Rozdział 14

6.9K 503 99
                                    

Harry przeniósł się siecią Fiuu do Dworu Malfoy'ów. Na jego widok Narcyza zamarła i obrzuciła go niepewnym spojrzeniem.

–Dzień Dobry, pani Malfoy – powiedział, przywołując na twarz wymuszony uśmiech i całując wierzch dłoni kobiety. Czarownica momentalnie się rozpromieniła.

– Ach, witaj Harrison! Nie spodziewałam się ciebie tak szybko, przecież z Draco widzieliście się ledwie wczoraj. Nawet nie poinformowałeś o zamiarach odwiedzin – pod koniec w jej głosie zabrzmiała ostrzegawcza nuta, a Harry skrzywił się wewnętrznie.

– Proszę o wybaczenie. Właściwie moje niespodziewane odwiedziny spowodowane są niecierpiącą zwłoki sytuacją, przez którą natychmiast muszę spotkać się z panem Lucjuszem – przyznał. Jakby na zawołanie do salonu wszedł starszy Malfoy, a tuż za nim, w jego cieniu kroczył Draco. Chłopak na widok Snape'a wciągnął cicho powietrze i pobladł na twarzy o kilka odcieni.

– Panie Malfoy... – Harry ukłonił się sztywno przed starszym czarodziejem. Zawsze przebywając w pobliżu Malfoy'ów był wprost przerażony. Jeszcze jako dwunastolatek poznał temperament Lucjusza i jego przywiązanie do tradycyjnych oficjałów.

– Tak właśnie myślałem, że wkrótce do mnie wpadniesz, Harrison.

Coś w wyrazie twarzy blondwłosego mężczyzny sprawiło, że po plecach chłopaka przeszły ciarki. Nie pozwolił by na jego twarzy odmalowała się jakakolwiek emocja, która mogłaby świadczyć o słabości. Nie odważył się także spojrzeć na Draco.

– Zapraszam ciebie i Draco, do mojego gabinetu. Musimy porozmawiać. – Machnięciem ręki Malfoy dał im znak by poszli za nim. Draco niemal natychmiast przeniósł się do boku przyjaciela, a kiedy znaleźli się na korytarzu pozwolił by ich dłonie się o siebie otarły.

Przed oczami Harry'ego zatańczyła wizja jego samego opuszczającego posiadłość. Spojrzał na Dracona i ledwo zauważalnie pokręcił głową.

Kiedy wreszcie znaleźli się w gabinecie, Lucjusz machnięciem ręki zezwolił im na zajęcie dwóch foteli, a sam usiadł po drugiej stronie biurka. Zaczął mówić, a z każdym jego kolejnym słowem, Harry widział jak z twarzy Draco znikają kolory.

***

Severus budził się, czując jak z każdym, nawet najpłytszym oddechem, jego klatka piersiowa protestuje. Miał wrażenie, jakby ktoś zrobił sobie sitko z jego kości, mięśni i ścięgien. Zamroczony umysł nie był w stanie poskładać do kupy szalejących wspomnień i obrazów. Wiedział, że musi o czymś pamiętać, przekazać jakąś wiadomość, pilnować kogoś, ale nie miał pojęcia, o co chodziło.

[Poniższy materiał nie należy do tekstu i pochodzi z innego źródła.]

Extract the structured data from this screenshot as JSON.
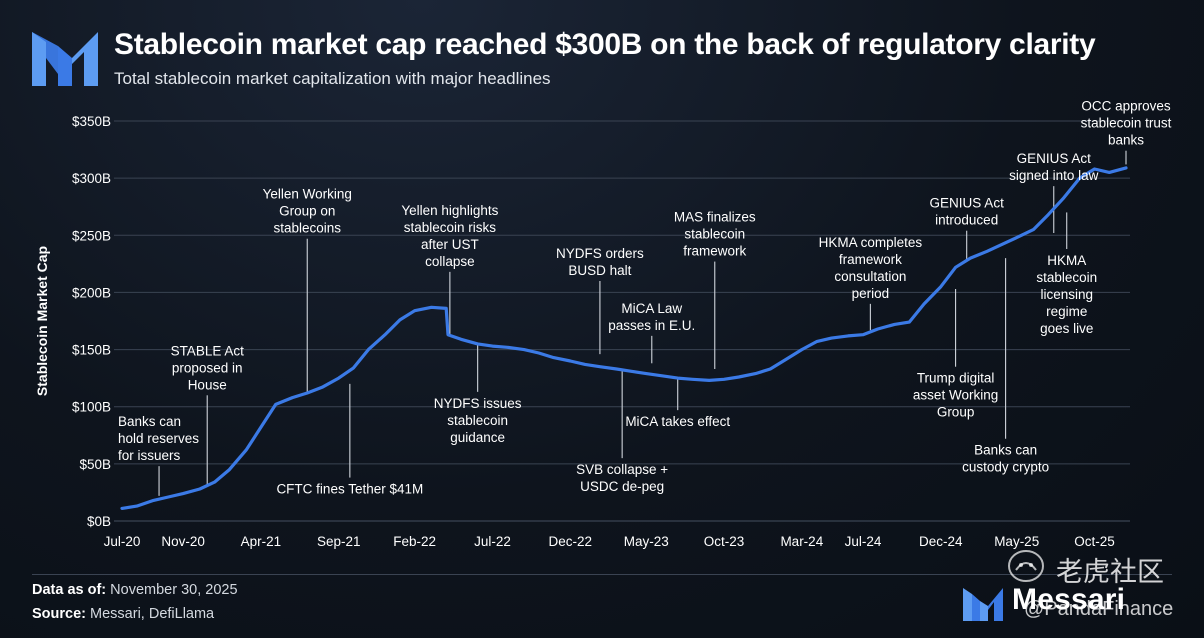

– Jak on się czuje Poppy? – W mglistych wspomnieniach dopasował barwę głosu do Albusa. Zastanawiało go tylko, co tym razem się stało, że dyrektor pytał o czyjeś samopoczucie uzdrowicielkę? Czyżby znowu jakiś wybuch na eliksirach? Longbottom pomieszał coś w składnikach? Ale w takim razie co z resztą uczniów? Czy jego Ślizgonom nic się nie stało? Co z Harrisonem? 

Harrison!!!

Nagła świadomość uderzyła w niego z siłą Błędnego Rycerza i poderwał się do siadu, żałując tego niemal w tej samej chwili. Ostry, rwący ból w klatce piersiowej wyrwał niespodziewany krzyk z gardła czarodzieja.

– Severusie Snape, jeśli zaraz się nie uspokoisz i nie przestaniesz psuć pracy swojego syna, przykleję cię do łóżka! – W tonie głosu Popy nie było ani odrobiny żartu. Kobieta stała nad nim z ramionami założonymi na piersi i wzrokiem, od którego nawet sam ponurak podkuliły ogon i uciekł.

– G.. gdzie jest mój syn? – zapytał, przeklinając się w myślach za to jak słabo brzmiał jego głos. Wezwanie Czarnego Pana okazało się zupełną katastrofą, musiał ostrzec Albusa, musiał chronić swoje dziecko... W polu widzenia Mistrza Eliksirów pojawił się Dumbledore. Severus nigdy jeszcze nie widział go również smutnego i wyglądającego tak... staro.